The Flexi-cap category of mutual funds came into existence in November-2020. It happened after the Restructuring done by SEBI in different fund categories and respective asset allocations. (Read: 5 important mutual fund changes that investors should know)
In fact, many Multicap funds (in their earlier avatar), were only converted to Flexicap by many fund houses.
Prior to the Restructuring, multi-cap funds were allowed to invest across the market segments- large, mid, and small-cap stocks in any proportion. The fund manager had full freedom to decide the stocks in which he wanted to allocate the funds, depending upon his discretion and fund house research. There was no restriction of any sort.

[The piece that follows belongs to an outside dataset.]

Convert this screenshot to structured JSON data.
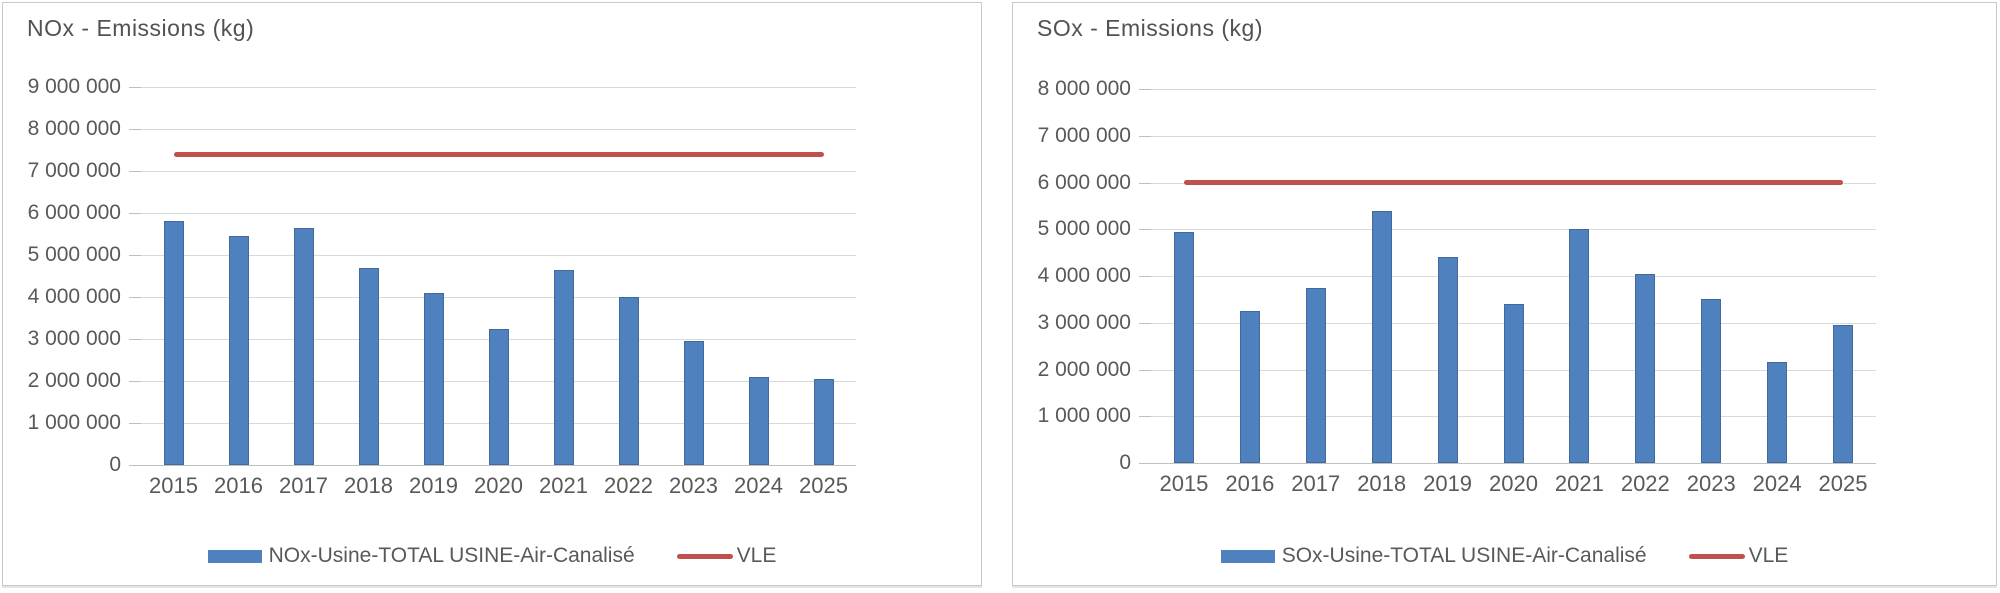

However, the Regulator was of the opinion that the name Multicap is catering to confusion and investors feel that this fund will give them exposure to all the market cap stocks, which sometimes is not the case.
Now, as per the new SEBI ruling, multi-cap funds will have to allocate at least 75% of their assets into equities with 25% to each large, mid, and small-cap stocks. The fund manager is free to allocate the rest of 25%, according to the fund mandate.
SEBI observed that most of the multi-cap funds are heavily allocated towards the large caps. So, this change in the fund asset allocation was brought about to make the multi-cap funds ‘true to their label’. Meaning, the reflection of the true characteristics of the name in the investment objective of the category.
But, this restriction is not accepted by many in the industry and several concerns were raised. To address these concerns, a new category of funds was introduced, i.e., Flexi-cap funds. These funds were provided with the same mandate as the old multi-cap funds.
They have to invest at least 65% of their assets into equities and can take the exposure to large, mid, and small-cap segments without any restrictions.
Hence, the fund manager can flexibly allocate money across different sectors or companies when they find suitable investment opportunities. Also, they can change the allocation as per the fund mandate.
Multi-cap vs Flexi-cap Fund- Which one is better?
This was the reason that after this SEBI notification, most of the fund houses had converted their then existing multi-cap scheme into a Flexi-cap fund to comply with the new regulations.
After that, the AMCs started coming up with the New Fund Offers (NFOs) of the fresh multi-cap funds in accordance with the new asset allocation rules.
You may find some Multicap funds with not that big a track record as many are recent launches, with not enough time frame to judge a fund’s performance. (Also Read: How do mutual fund benchmarks help in the selection of the right funds?)
To gauge any equity fund’s performance, we should at least see the performance track record of at least five years or so. This is essential to see the performance of the fund across market cycles.
In addition, multi-cap funds would at least have a 50% allocation to mid and small-cap stocks across market cycles, making them riskier as compared to the Flexi-caps. They have to follow this mandate rigidly and have no flexibility to reduce the same even when they foresee underperformance across these segments.
However, this may make the performance of Multicap funds look attractive in the bull market as Mid/Small-cap stocks perform better in those times.
Whereas, due to the flexibility in allocation, Flexi-cap funds can increase allocation to large caps and reduce the exposure to mid and small caps when there is underperformance in these segments. This would help in minimizing the downside risk of the portfolio to some extent and protecting investment returns.
This means that in bullish times, multi-cap funds may outperform the Flexi cap funds and in bearish times, Flexi-cap funds may outperform, protecting the downside risk of the portfolio. (Also Read: 5 ways to compare mutual funds)
So, all in all, in the current scenario, the Flexi-cap fund category is looking better placed as compared to the multi-cap because of the flexibility of allocation and decent performance track record available.
But, if you are an investor with a high-risk appetite and have an investment horizon of at least 7-10+ years, then you can choose multi-cap funds too.
Remember, your investment should always be commensurate with your risk appetite, investment horizon, and financial goals.